– Это абсолютно невинное письмо, и если ты попробуешь прочитать его без предубеждения, без такой животной ненависти, то увидишь это.
– Ты хочешь сказать, что она называет тебя "дорогой", и это вполне невинно? Ты что – за дуру меня принимаешь? За одну из тех безмозглых шлюх, с которыми спишь, потому что так устал от своей жены, дома, детей, работы, жизни, в конце концов?
Я поморщился про себя. Слова жены задели меня за живое, не сильно, слава богу, но она подошла достаточно близко, чтобы заставить меня занервничать и попытаться сменить тему.
На большом кофейном столике стояла ваза с красными и пурпурными геранями, срезанными в саду специально к моему возвращению. Эдит вскочила на ноги, обеими руками схватила вазу и швырнула ее об пол прямо мне под ноги. Я отпрыгнул в сторону, но было слишком поздно. Стекло разлетелось во все стороны, вода промочила брюки и рубашку, а несколько гераней, повинуясь странному закону физики, который поражает меня до сих пор, опустились мне на голову.
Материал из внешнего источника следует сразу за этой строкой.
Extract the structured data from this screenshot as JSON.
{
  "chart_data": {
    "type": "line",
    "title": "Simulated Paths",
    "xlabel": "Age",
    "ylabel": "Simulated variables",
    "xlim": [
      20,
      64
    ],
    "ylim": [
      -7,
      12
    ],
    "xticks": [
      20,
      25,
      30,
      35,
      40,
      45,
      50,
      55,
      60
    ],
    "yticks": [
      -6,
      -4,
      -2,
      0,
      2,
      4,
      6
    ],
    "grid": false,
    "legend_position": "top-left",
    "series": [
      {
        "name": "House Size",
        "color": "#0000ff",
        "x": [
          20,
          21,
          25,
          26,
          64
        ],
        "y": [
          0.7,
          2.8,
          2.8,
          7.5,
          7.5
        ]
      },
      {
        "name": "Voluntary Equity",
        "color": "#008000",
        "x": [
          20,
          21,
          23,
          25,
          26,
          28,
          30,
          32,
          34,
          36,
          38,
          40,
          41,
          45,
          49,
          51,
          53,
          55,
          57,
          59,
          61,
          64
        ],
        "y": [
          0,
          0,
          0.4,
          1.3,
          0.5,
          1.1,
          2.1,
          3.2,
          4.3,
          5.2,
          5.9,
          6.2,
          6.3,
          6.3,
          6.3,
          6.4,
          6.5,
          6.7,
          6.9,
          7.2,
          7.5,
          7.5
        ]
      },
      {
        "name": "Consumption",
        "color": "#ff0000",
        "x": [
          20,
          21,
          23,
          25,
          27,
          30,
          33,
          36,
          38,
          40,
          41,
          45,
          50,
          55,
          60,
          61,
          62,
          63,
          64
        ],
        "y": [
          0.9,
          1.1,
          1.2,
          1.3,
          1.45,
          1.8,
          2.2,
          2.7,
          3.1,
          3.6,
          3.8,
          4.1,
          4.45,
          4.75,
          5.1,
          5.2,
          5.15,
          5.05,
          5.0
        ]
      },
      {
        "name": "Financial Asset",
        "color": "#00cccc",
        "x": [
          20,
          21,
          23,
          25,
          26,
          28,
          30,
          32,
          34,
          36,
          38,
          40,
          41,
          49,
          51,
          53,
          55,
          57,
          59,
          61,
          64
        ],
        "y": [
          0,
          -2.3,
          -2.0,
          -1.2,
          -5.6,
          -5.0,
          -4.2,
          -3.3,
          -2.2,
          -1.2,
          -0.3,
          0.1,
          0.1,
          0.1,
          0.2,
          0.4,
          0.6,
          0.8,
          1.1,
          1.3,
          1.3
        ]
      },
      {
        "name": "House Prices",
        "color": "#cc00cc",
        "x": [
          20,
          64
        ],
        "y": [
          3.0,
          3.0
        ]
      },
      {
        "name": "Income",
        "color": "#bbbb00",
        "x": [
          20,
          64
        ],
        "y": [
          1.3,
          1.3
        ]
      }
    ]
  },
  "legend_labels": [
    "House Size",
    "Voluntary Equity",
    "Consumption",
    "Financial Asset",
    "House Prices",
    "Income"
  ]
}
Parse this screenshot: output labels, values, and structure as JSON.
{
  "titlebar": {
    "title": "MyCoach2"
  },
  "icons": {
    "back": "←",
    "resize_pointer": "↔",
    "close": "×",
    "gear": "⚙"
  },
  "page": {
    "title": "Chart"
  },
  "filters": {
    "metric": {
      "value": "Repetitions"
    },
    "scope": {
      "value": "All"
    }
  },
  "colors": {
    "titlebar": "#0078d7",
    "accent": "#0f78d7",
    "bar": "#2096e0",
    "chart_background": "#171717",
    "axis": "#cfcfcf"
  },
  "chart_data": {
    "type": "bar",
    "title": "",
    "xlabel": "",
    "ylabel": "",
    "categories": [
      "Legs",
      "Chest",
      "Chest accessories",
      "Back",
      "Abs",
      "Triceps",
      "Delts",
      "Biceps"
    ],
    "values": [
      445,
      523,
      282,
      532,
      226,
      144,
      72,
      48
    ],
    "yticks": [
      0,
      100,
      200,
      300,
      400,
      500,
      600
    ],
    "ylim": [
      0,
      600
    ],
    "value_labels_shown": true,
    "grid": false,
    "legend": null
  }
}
Вода стекала по щекам, на мокрых волосах повис пурпурно-красный венок, а я стоял столбом, не в состоянии даже ответить членораздельно. Спохватившись, я принялся проверять, нет ли крови или вонзившихся в тело осколков стекла, но вокруг были только цветы.
– Ты идиот! – воскликнула Эдит, стараясь сохранить серьезное выражение лица.
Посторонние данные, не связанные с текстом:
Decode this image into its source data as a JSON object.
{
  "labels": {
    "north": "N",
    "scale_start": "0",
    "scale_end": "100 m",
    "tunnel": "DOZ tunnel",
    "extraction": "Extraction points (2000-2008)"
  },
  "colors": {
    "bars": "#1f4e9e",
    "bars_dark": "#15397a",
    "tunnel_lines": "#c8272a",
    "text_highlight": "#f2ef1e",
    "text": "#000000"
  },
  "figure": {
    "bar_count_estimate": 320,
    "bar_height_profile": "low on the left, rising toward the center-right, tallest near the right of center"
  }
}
Ничего не оставалось делать, кроме как рассмеяться, расцеловаться и помириться, как это происходило уже множество раз.
Я перенес вещи из машины в дом, а позже, после сиесты, поехал в студию – мое убежище от окружающего мира, в пяти милях от дома, позади римских стен старого города Ибицы, находившееся на возвышающейся над морем скале. Попасть туда можно было только по узкой, извивающейся, грязной дороге. У нас с Эдит уже давно существовал уговор, по которому она приходила ко мне в студию, только спросив разрешения. Лучи солнца лились сквозь стеклянные двери, и не было никакой нужды включать газовый обогреватель. Я сел за стол, отодвинул страницы недописанного романа и задумчиво уставился на море.
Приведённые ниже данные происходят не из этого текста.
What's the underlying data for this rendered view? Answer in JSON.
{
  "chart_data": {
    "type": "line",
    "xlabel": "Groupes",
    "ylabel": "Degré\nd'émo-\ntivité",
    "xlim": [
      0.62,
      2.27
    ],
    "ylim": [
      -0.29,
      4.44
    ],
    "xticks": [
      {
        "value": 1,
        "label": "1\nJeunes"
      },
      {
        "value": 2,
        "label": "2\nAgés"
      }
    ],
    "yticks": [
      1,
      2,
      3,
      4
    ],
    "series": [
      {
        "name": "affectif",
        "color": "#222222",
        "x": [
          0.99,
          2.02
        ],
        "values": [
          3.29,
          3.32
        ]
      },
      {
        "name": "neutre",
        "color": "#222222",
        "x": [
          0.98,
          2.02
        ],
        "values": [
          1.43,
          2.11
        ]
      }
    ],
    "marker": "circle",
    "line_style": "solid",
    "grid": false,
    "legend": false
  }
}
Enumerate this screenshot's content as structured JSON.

Если за последние семь лет моя жизнь и представляла собой какой-то узор, то он был сплетен преимущественно из четырех нитей: Ибица, работа, Эдит Соммер и Нина ван Палландт.
Ибица – дом. Я впервые приехал сюда в 1953 году, решив поработать в дешевом, древнем, экзотическом и прекрасном месте. Именно такой представлялась Европа молодому американцу, мечтавшему стать писателем. La isla blanca. Так его называли испанцы. Белый остров. Я не смог расстаться с этим местом. К 1970 году написал здесь четыре романа и книгу об Элмере де Гори, фальсификаторе произведений искусства, моем соседе. То место, где писателю хорошо работается, он обычно называет своим домом. Здесь у меня были хорошие друзья, дом, парусная шлюпка, легкая жизнь. Более того, мне казалось, что Ибица – то место, где со мной случилось все самое важное в жизни. С Клэр, моей второй женой, погибшей в автомобильной катастрофе в Калифорнии на восьмом месяце беременности, нас познакомили именно здесь. Позже, в 1960 году, я шатался по порту и увидел девушку нежнейшей красоты, ее красные волосы сверкали на солнце, как теплая кровь. Ее звали Фэй. Мы путешествовали по миру, поженились, у нас родился сын, мы развелись – не самый лучший способ описать пять лет собственной жизни, но в этой книге нет места историям.
Тут же, на Ибице, незадолго до развода, весной 1964 года я встретил Нину ван Палландт.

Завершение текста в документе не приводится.